When I fill the jugs, I use 8 drops of prime
per gallon and store the jugs in the computer room.
I have 28 total. I run hot water into the bathtub and put in the amount of jugs required and match the temp.
Then I gravel vac the tanks.
My largest tank is 46 gallons with 6 DD black super veil tail angels and they are happy. I keep they water quality up.
I know some folks don't like to lug the water around.
I've always been skeptical about using
water from the tap after treating the tank with dechlorinator. The temp is hard to match that way and I wouldn't feel safe that the chlorinator worked on all the water.
BTW - The exercize is good for me.
Charles


----------



## Zapins (Jul 28, 2004)

cbwmn said:


> I run hot water into the bathtub and put in the amount of jugs required and match the temp.


Might want to not use the bathtub for water changes. Soap/bath chemicals can easily kill fish.

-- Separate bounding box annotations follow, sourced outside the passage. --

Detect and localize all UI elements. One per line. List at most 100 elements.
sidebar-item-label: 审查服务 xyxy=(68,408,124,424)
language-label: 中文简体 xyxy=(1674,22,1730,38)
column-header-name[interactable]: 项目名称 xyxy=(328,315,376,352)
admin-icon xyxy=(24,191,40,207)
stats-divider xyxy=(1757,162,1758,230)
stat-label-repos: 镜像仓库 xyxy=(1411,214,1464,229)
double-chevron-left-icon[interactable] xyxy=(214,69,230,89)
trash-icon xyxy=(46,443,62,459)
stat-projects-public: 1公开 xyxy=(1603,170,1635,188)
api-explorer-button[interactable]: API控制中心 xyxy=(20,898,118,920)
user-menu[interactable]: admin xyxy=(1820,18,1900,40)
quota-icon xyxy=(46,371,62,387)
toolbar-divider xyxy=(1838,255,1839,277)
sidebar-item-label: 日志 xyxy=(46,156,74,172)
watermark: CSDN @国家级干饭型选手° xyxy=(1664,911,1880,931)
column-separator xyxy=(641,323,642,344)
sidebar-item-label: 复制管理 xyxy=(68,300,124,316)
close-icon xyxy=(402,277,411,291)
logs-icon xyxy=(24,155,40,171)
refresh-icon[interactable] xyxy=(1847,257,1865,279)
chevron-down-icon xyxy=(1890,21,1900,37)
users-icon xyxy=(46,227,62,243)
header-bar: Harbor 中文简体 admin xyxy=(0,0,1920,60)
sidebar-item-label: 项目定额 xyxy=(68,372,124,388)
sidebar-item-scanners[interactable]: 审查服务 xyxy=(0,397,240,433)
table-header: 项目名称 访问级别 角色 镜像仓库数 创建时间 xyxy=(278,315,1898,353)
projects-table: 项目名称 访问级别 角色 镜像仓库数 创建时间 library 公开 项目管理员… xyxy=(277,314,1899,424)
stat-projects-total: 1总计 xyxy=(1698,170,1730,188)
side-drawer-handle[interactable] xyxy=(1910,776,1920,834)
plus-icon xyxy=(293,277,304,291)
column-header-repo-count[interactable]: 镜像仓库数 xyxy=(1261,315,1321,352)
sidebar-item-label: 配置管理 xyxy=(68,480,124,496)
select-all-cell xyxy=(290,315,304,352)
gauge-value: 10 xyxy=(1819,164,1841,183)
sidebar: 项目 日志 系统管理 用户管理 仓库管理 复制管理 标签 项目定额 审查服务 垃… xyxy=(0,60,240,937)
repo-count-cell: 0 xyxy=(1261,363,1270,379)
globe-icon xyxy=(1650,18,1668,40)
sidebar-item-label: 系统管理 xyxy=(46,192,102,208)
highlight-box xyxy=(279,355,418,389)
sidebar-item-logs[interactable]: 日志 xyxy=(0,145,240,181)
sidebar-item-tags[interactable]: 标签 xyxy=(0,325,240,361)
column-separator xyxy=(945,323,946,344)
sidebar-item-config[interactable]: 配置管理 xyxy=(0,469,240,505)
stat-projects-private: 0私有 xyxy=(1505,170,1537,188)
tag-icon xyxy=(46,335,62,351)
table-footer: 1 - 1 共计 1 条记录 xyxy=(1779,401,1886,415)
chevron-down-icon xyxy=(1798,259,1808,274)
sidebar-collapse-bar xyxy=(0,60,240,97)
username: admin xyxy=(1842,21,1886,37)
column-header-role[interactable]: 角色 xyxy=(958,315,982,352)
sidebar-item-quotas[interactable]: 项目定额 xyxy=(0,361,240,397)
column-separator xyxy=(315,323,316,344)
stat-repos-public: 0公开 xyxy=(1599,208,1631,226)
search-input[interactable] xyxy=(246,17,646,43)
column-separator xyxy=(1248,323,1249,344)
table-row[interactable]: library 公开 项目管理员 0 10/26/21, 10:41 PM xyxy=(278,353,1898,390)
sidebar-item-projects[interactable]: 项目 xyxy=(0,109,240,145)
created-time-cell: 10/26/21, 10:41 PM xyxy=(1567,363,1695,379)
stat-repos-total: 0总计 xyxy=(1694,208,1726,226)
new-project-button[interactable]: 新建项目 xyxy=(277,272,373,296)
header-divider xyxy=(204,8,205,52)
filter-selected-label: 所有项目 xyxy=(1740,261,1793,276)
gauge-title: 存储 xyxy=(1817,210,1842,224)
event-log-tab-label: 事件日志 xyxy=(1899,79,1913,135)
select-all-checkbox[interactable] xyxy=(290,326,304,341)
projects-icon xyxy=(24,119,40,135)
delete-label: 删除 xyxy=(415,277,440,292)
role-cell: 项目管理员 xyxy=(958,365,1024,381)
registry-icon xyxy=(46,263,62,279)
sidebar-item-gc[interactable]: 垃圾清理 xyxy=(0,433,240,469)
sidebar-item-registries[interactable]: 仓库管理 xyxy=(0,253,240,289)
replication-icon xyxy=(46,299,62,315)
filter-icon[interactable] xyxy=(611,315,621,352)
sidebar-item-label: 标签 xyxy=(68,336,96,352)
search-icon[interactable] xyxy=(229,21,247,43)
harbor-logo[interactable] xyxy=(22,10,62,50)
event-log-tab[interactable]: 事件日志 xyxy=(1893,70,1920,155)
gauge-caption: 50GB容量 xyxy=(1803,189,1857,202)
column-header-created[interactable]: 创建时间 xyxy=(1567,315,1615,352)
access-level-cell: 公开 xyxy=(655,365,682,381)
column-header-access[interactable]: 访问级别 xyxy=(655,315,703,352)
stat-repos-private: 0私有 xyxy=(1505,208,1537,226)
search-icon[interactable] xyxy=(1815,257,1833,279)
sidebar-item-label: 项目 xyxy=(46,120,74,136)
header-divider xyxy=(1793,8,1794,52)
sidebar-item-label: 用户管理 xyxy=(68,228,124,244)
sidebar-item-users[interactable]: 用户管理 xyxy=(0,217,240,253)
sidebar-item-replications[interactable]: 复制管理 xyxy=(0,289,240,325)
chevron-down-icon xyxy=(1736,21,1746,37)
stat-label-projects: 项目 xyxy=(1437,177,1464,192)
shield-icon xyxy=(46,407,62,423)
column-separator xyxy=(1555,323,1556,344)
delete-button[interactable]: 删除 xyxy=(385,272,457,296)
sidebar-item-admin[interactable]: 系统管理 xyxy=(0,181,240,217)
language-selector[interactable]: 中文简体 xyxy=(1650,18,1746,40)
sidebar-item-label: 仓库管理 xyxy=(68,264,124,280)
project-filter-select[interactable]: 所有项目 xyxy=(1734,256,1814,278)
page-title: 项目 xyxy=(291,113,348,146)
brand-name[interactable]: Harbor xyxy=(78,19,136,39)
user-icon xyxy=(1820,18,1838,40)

I try match my water to tank water temperatures. Sometimes I lower the temperature a little to simulate the temperature drop after rain. I'm lucky to have well water so I don't need to dechlorinate.


----------



## cbwmn (Dec 18, 2007)

Zapins said:


> Might want to not use the bathtub for water changes. Soap/bath chemicals can easily kill fish.
> 
> I try match my water to tank water temperatures. Sometimes I lower the temperature a little to simulate the temperature drop after rain. I'm lucky to have well water so I don't need to dechlorinate.


Zap
The water is in plastic jugs and the hot water surounds them to warm the water meant for the aquarium.
Charles


----------



## kkaso783 (Sep 25, 2008)

Since the water in my house is "softened" I can only use the cold water so the salt is not present. I do not heat the water before I do the water change, I just fill a 10 gallon bucket with some water from the hose, add some conditioner and pump it directly into my tank using a pond pump and a PVC pipe setup I made. It works really well and my temperature in my tank does not change too drastically. I rely on my heater in my tank to do the work.


----------



## Dan Knowlton (Jan 2, 2009)

I use a trash can (32 gallon) on a furniture dolly that is topped by plywood. To calculate the amount of water to take out I just siphoned it into the trash can the first time I filled the tank and put a black PERMANENT marker tick mark at the level I drain the tank to. 

Now, I fill the trash can with a combination of tap and RO water (30% tap, 70% RO - we have liquid rock here in San Diego) and use a heater to bring it up to the same temp as the tank. When it is the right temp I simply siphon off the correct amount of old water and use a powerhead to pump the water from the trash can to the tank. 

Works great! When I did marine tanks it was the easiest system as I had 6 125 gallon tanks at one point.

Dan K.


----------